In short, this is a funder that is keenly aware of its limits, but also attuned to finding intervention points where it can have a big impact. 

This impact is evident in its support for the CSSSA scholarships as well as the Herb Alpert Award in the Arts. Well into its third decade, the award has handed out a cumulative total of 115 prizes—more than $7 million—since it first launched in 1995. That's not a big sum in the philanthrosphere, especially these days, but this area is perennially under-resourced and the funding has helped artists who often don't have a lot of other sources of financial support. The award honors artists working in five fields: dance, music, theater, visual arts, and film or video.

Another well-targeted investment by the foundation is its multi-year support of the Herb Alpert Young Jazz Composer Awards at the ASCAP Foundation, which offers crucial support to young jazz composers up to the age of 30. If you know anything about the field of jazz, you know that this isn't an easy career track.
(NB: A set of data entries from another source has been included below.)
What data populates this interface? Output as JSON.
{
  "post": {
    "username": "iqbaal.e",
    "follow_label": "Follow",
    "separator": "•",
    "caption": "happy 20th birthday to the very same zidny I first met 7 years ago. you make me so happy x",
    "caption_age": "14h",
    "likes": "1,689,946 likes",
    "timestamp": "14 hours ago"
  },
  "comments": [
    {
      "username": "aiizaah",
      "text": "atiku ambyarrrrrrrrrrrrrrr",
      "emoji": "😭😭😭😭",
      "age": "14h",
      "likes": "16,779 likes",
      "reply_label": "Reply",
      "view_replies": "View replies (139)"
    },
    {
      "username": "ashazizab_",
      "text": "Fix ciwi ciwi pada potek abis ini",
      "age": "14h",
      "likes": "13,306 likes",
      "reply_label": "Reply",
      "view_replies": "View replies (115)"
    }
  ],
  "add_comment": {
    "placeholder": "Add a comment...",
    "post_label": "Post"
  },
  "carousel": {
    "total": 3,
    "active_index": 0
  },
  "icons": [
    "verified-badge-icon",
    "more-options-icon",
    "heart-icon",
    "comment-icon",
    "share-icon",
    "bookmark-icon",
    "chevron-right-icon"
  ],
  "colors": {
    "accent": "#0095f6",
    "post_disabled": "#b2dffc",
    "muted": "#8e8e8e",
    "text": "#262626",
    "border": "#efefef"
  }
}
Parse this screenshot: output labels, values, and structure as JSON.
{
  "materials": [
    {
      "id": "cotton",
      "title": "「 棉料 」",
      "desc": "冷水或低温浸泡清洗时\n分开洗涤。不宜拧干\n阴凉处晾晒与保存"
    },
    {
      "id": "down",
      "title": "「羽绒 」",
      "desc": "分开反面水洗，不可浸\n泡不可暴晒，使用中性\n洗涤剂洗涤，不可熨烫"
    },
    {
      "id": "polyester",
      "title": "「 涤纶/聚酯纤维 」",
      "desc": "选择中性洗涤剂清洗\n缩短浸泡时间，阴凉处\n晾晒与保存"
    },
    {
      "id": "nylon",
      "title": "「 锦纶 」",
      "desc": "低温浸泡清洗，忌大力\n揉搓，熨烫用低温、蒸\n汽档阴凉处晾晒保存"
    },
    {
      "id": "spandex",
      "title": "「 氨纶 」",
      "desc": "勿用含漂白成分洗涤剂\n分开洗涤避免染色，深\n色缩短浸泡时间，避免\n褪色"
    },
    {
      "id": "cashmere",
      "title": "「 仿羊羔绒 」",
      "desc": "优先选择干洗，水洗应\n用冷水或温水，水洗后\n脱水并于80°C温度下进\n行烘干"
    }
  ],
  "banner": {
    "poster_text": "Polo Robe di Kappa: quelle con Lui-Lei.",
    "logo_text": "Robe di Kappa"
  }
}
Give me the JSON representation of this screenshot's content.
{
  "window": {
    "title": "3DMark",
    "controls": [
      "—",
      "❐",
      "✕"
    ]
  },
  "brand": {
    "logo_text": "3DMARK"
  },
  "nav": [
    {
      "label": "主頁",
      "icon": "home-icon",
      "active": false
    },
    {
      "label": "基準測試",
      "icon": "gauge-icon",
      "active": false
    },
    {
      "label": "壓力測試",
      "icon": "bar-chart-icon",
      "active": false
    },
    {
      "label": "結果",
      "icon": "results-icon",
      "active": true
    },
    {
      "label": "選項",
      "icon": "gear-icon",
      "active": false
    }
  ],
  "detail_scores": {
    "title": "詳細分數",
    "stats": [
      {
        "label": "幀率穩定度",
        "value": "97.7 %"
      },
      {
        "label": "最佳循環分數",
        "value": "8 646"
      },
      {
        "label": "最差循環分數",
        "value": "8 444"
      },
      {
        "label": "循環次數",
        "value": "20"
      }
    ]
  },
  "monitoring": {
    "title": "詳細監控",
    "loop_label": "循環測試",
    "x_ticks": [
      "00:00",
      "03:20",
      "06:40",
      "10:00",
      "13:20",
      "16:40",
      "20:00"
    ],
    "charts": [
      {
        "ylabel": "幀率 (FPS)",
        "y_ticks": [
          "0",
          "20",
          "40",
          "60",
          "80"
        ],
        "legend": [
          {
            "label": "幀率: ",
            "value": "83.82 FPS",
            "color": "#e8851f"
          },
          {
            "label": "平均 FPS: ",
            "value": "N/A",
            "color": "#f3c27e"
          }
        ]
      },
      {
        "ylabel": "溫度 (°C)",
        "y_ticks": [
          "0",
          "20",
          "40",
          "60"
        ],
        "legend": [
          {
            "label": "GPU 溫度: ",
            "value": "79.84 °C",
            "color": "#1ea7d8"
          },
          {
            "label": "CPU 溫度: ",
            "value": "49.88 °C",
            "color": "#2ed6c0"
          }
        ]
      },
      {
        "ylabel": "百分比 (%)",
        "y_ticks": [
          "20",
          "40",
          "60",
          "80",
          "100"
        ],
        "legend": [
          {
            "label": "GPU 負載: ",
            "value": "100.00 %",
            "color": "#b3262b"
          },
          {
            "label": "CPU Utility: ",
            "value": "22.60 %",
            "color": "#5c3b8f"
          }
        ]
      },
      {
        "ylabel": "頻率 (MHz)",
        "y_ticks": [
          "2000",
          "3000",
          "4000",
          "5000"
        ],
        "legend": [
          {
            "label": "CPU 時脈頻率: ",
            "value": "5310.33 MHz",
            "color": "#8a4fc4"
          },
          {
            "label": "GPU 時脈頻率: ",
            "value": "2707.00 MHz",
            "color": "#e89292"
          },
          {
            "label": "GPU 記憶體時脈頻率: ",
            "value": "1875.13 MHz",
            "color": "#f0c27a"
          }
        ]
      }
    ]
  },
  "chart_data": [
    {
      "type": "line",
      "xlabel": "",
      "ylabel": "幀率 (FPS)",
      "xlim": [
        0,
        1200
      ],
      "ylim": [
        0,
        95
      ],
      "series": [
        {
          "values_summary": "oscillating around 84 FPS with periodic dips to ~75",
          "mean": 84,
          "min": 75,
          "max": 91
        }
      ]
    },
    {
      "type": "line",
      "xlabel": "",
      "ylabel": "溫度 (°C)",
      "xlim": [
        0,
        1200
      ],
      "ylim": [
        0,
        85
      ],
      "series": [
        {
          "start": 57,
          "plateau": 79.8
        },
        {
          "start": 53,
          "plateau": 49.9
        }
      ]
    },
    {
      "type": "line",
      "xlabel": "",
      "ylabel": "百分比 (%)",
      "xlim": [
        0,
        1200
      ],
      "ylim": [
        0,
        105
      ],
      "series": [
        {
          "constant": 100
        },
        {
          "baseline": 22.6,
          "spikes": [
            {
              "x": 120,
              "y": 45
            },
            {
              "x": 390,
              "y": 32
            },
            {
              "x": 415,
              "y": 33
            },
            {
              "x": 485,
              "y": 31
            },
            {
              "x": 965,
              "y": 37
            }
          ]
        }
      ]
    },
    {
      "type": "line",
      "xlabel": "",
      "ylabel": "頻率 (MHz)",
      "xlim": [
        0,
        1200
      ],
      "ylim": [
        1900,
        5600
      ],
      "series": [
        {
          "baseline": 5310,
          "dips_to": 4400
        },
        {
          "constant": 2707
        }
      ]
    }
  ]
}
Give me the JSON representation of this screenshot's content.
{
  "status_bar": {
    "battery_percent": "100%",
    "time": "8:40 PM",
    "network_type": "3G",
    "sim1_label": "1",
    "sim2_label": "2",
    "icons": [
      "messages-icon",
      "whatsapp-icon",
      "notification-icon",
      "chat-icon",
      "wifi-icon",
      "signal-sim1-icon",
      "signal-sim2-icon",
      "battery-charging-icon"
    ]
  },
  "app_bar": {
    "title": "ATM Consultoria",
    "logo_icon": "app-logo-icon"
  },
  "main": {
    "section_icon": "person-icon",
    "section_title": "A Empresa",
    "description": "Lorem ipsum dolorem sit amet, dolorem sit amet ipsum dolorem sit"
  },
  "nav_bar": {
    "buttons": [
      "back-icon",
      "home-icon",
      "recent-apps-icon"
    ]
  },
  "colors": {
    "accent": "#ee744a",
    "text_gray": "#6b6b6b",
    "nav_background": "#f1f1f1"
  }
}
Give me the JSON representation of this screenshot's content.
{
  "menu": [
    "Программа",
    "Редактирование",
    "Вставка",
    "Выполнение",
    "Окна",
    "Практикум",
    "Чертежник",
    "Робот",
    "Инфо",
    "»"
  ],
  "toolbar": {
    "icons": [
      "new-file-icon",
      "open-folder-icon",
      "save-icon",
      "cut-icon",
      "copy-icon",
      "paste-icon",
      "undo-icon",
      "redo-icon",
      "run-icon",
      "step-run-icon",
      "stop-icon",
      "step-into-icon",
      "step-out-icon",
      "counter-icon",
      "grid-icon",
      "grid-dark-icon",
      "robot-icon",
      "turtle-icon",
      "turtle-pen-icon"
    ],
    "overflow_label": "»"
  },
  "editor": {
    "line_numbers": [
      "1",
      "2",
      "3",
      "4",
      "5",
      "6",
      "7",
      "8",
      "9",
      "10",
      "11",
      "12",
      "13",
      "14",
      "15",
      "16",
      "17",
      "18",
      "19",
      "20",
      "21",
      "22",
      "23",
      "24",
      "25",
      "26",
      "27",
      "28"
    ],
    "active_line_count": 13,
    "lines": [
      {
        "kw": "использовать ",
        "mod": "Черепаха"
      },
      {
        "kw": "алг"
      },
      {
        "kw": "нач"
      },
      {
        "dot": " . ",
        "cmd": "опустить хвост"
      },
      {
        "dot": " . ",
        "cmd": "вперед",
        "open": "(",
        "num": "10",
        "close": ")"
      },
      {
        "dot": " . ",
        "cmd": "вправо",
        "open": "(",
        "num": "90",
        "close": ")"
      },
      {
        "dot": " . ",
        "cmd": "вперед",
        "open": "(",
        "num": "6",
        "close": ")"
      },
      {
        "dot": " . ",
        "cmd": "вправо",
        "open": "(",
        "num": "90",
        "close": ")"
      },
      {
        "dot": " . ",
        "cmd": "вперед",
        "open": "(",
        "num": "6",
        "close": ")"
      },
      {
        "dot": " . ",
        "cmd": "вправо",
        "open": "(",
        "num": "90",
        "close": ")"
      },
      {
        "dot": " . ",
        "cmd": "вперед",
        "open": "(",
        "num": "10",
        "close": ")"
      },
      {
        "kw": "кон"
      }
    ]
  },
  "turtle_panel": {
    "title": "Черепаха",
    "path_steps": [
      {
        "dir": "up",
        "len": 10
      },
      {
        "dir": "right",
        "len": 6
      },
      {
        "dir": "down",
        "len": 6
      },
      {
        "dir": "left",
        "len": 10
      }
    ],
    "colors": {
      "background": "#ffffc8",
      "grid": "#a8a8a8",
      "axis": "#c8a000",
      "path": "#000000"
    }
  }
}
Small cash awards can go a long way for musicians in this space. 

Which brings me conveniently back to jazz. (You knew that was coming, didn't you?)

If we ascribe the Brooks' thinking, the "boundaries" that undergird Parker's playing and Alpert's giving enables them to branch out and explore new territory. The former, for example, famously abandoned the "12/8, downbeat-oriented style of the swing era." (I had to Google this.)

The latter, meanwhile, frequently ventures into unchartered and often ignored corners of music education philanthropy. 

Scan Inside Philanthropy's higher ed vertical and you'll see an assortment of gifts to music schools. In most cases, the recipients are large universities. Alpert's gift to the CSSA, on the other hand, is an outlier. The CSSA is a California State agency funded through a unique public/private partnership, and we don't see many gifts to these kinds of organizations, music-related or otherwise.

Similarly, last year, the foundation announced a $10.1 million donation to Los Angeles City College (LACC) to provide all music majors at the school with a tuition-free education.

Community colleges serve exactly those students most in need of assistance to move upward, and you'd think donors would be lining up with their support. Think again. Alpert's gift to the LACC was unique because we rarely come across significant philanthropic support for community colleges. 

I realize it's a journalistic parlor trick to fall back on tired music analogies, so I don't want to overthink Alpert's philanthropic philosophy too much. But there's something to be said about a seemingly freewheeling approach built on "rules" that provides the freedom to stretch out and support overlooked causes and organizations.

After all, as Alpert once told us: "I'm a jazz musician, man."